Warning in "Create a New Python based KNIME Extension"

Hii everyone,
I am following KNIME"s documentation article : “Create a New Python based KNIME Extension”. I am following through the steps and when I execute the tutorial_extension/my_extension.py file inside PyCharm, I get the following warning:
knime_gateway not available. KNIME Views will not work, however for autocompletion the source is still available
This warning is being produced from a failure to import knime_gateway package inside knime_views.py module. I have made sure that I installed the meta package “knime-python-base” and “knime-extension” inside my virtual environment. Secondly, I am using Knime Analytics Platform Version 4.6.2. For clarity, I have also attached a screenshot of the issue

Hi @saad_munir,
Welcome to the KNIME Forum!
You can safely ignore this message. Python-based KNIME Extensions are not meant to be executable outside of KNIME Analytics Platform. The import failed because it requires an active connection to KNIME Analytics Platform. Using and debugging your nodes from KNIME AP should work.

1 Like

Hi @bwilhelm ,
I am really struggling in debugging my Python implementation inside PyCharm IDE. Whenever I make a change or have to print some variables, I have to use a Logger inside my code and restart KNIME Analytics Platform manually. This is very annoying. I noticed your last line that “Using and debugging your nodes from KNIME AP should work”. Could you please guide me how can I directly debug my implementation and directly print variables/dataframes inside KNIME AP?

Hi @saad_munir,

Restarting KNIME AP to see changes should not be necessary. If you use the debug_mode: true flag in your config.yml the node will be slower but it will start a new Python process with the current version of the file on each execution (or configure). Therefore, changes to the execute or configure methods will take effect immediately. You only need to restart KNIME AP if you want to change how the node is set up (node name, input ports and output ports, parameters, etc).

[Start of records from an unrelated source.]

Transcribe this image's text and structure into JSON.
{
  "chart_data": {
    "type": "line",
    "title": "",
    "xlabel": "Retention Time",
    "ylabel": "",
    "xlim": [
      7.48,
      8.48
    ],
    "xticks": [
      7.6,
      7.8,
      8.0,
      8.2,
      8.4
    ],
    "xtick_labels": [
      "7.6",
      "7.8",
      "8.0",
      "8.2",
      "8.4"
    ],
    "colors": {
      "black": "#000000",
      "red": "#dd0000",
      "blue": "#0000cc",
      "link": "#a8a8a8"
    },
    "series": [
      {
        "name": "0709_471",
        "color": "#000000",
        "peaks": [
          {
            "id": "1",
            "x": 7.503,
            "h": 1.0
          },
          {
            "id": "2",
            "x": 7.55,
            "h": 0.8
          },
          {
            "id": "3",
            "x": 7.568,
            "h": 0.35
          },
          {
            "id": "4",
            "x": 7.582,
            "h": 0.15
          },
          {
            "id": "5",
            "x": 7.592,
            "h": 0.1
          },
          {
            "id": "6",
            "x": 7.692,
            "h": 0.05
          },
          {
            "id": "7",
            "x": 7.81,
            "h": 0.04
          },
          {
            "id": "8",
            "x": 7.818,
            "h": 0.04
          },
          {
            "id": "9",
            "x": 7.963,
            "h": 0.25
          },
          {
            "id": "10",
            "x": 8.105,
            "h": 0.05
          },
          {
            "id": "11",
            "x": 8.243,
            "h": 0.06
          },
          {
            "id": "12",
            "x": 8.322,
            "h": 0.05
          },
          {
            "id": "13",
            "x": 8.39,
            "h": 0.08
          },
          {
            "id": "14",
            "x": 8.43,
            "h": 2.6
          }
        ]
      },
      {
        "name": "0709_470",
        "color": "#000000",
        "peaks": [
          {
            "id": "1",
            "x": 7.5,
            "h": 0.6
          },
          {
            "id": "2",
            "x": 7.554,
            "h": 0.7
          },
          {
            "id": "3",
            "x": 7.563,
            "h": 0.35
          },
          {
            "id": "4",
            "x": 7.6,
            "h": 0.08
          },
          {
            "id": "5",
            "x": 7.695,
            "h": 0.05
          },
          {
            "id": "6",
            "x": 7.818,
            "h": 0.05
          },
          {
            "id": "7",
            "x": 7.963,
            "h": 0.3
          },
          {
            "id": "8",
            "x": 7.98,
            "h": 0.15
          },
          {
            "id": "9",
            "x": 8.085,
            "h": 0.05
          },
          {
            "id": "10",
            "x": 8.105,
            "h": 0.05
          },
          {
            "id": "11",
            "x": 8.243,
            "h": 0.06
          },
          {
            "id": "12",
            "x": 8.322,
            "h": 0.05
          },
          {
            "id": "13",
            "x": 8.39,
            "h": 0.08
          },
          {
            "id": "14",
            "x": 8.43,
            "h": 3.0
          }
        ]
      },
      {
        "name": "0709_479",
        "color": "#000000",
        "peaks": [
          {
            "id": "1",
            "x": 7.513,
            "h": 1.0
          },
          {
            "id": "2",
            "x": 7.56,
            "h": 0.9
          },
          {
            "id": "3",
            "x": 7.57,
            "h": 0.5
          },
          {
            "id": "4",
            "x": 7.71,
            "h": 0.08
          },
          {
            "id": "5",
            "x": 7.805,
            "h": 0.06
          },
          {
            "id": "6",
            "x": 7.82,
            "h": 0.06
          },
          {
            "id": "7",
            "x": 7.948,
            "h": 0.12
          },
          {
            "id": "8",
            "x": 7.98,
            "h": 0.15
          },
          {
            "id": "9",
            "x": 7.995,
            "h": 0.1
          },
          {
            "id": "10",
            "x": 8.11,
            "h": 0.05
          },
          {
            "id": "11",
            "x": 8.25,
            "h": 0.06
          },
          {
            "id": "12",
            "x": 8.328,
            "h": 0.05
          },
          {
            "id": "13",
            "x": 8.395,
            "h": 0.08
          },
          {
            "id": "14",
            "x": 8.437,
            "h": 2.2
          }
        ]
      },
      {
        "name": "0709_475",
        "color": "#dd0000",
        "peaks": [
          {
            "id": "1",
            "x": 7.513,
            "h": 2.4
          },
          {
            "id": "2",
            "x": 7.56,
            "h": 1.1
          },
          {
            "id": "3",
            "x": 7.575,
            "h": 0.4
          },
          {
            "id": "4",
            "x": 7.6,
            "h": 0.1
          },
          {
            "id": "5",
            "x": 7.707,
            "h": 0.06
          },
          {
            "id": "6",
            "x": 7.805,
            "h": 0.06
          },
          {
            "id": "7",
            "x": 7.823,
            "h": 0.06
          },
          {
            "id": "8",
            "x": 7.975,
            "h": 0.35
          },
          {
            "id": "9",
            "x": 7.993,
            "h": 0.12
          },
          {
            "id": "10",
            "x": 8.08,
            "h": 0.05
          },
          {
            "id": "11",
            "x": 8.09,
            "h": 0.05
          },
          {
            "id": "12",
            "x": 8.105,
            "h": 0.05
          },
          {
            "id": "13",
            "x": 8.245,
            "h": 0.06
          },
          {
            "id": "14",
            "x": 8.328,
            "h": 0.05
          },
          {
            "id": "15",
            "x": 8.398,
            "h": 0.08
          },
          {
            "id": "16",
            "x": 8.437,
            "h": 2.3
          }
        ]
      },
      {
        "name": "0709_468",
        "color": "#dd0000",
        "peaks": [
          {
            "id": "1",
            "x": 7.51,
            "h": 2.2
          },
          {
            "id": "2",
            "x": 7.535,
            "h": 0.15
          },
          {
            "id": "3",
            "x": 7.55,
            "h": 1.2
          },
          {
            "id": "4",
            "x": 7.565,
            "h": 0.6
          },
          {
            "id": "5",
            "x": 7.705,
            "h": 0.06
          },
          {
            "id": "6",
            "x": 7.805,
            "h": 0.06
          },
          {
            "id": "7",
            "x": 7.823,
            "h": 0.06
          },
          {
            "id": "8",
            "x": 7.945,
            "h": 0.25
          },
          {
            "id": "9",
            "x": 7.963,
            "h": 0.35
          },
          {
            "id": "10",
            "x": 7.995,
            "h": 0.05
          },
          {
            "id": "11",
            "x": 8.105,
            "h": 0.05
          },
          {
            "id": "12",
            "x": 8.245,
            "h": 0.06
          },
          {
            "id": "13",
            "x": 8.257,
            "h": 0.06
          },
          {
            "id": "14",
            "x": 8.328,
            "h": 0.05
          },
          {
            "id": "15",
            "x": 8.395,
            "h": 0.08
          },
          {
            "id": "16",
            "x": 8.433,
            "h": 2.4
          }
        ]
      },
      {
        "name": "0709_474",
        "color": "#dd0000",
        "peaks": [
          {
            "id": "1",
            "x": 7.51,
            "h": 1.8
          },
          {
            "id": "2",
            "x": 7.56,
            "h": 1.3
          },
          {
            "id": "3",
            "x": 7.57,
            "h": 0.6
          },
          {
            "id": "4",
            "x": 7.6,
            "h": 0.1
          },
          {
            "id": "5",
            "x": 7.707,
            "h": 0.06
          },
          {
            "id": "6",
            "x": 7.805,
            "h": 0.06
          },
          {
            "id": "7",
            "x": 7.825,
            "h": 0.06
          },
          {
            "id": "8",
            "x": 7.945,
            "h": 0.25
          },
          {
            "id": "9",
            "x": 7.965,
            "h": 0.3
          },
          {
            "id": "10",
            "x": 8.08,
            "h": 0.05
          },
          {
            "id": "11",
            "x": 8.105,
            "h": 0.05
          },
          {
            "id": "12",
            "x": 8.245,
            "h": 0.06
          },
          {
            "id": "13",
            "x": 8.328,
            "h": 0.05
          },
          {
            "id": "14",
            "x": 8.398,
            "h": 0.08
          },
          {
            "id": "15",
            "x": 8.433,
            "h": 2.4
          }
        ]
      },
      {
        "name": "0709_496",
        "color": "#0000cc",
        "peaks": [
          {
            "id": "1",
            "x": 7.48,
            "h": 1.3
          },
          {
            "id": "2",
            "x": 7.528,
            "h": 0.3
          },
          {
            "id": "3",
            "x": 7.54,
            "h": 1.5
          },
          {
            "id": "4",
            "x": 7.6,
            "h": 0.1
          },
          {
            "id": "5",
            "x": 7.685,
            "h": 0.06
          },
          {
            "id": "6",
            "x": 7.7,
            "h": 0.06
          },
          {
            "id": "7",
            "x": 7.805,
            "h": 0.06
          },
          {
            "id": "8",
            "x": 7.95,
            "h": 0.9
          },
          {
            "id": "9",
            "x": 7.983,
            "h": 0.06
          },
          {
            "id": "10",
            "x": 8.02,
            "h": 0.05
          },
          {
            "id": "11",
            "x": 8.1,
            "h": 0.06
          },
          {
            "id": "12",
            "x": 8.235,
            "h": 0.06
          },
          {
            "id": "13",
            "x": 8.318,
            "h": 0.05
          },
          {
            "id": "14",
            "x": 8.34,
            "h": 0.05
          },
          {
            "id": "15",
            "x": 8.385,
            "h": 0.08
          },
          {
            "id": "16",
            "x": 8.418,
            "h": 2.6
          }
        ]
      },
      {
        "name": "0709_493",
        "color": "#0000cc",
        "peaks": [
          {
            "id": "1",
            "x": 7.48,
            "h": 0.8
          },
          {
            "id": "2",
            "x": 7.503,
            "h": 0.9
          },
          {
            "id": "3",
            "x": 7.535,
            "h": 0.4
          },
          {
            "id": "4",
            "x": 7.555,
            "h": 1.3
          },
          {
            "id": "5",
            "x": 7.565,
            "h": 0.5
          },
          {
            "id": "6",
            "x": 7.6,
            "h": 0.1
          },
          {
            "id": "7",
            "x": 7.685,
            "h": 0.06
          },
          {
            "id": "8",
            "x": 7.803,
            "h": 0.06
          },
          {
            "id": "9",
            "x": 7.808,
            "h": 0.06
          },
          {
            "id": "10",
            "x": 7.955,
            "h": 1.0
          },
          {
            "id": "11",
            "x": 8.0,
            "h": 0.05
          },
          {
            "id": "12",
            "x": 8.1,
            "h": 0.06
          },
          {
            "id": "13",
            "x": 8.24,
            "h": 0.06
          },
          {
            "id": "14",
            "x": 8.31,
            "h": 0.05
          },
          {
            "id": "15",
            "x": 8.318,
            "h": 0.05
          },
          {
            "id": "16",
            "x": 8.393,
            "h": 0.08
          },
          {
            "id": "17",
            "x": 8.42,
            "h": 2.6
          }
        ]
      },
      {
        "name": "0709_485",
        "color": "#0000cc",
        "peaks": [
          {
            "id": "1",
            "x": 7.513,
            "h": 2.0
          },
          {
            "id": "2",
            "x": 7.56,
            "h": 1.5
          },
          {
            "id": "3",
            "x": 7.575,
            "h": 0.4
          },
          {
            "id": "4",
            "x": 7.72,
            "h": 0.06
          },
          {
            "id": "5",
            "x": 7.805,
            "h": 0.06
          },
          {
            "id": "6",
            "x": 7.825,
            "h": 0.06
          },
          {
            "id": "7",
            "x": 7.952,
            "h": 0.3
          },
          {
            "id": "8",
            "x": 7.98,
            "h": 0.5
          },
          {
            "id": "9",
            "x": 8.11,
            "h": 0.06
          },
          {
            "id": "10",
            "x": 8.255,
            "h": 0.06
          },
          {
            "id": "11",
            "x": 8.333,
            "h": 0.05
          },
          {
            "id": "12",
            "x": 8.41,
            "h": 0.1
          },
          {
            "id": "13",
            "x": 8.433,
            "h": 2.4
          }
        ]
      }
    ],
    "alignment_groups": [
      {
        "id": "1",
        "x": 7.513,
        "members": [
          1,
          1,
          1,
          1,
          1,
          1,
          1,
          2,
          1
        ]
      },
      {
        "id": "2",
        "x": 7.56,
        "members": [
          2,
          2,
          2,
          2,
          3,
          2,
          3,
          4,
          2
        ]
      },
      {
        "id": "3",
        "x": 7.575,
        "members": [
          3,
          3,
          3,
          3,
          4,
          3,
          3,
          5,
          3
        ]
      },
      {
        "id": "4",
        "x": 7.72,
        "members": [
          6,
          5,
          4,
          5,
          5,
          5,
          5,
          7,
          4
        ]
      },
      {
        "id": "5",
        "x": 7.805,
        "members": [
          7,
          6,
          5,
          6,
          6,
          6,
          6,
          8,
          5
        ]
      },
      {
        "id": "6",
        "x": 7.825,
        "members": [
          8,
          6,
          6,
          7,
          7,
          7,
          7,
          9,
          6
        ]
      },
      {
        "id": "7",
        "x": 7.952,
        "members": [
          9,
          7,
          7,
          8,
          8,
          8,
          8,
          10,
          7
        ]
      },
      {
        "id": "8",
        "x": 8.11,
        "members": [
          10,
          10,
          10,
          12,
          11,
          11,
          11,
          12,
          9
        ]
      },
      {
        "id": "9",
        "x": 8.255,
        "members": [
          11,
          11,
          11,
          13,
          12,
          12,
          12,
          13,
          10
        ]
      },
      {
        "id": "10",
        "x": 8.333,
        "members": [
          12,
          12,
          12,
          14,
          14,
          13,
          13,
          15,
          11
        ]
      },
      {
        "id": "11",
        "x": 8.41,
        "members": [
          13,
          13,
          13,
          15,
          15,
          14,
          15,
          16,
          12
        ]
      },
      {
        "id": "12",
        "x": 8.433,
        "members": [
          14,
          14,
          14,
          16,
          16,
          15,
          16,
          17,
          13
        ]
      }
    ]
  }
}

Using a real debugger with debugpy is also possible but not yet documented. Also, I didn’t try it with PyCharm before but only with VSCode. You can add the following snippet to the location where you want to have the breakpoint:

    import debugpy
    debugpy.listen(5678)
    print("Waiting for debugger attach")
    debugpy.wait_for_client()
    debugpy.breakpoint()

Your Python process will stop when running this code and you will be able to attach to it with a remote debugger (I think this is the appropriate guide for PyCharm: Attach to process | PyCharm – I didn’t try it).

1 Like

This topic was automatically closed 7 days after the last reply. New replies are no longer allowed.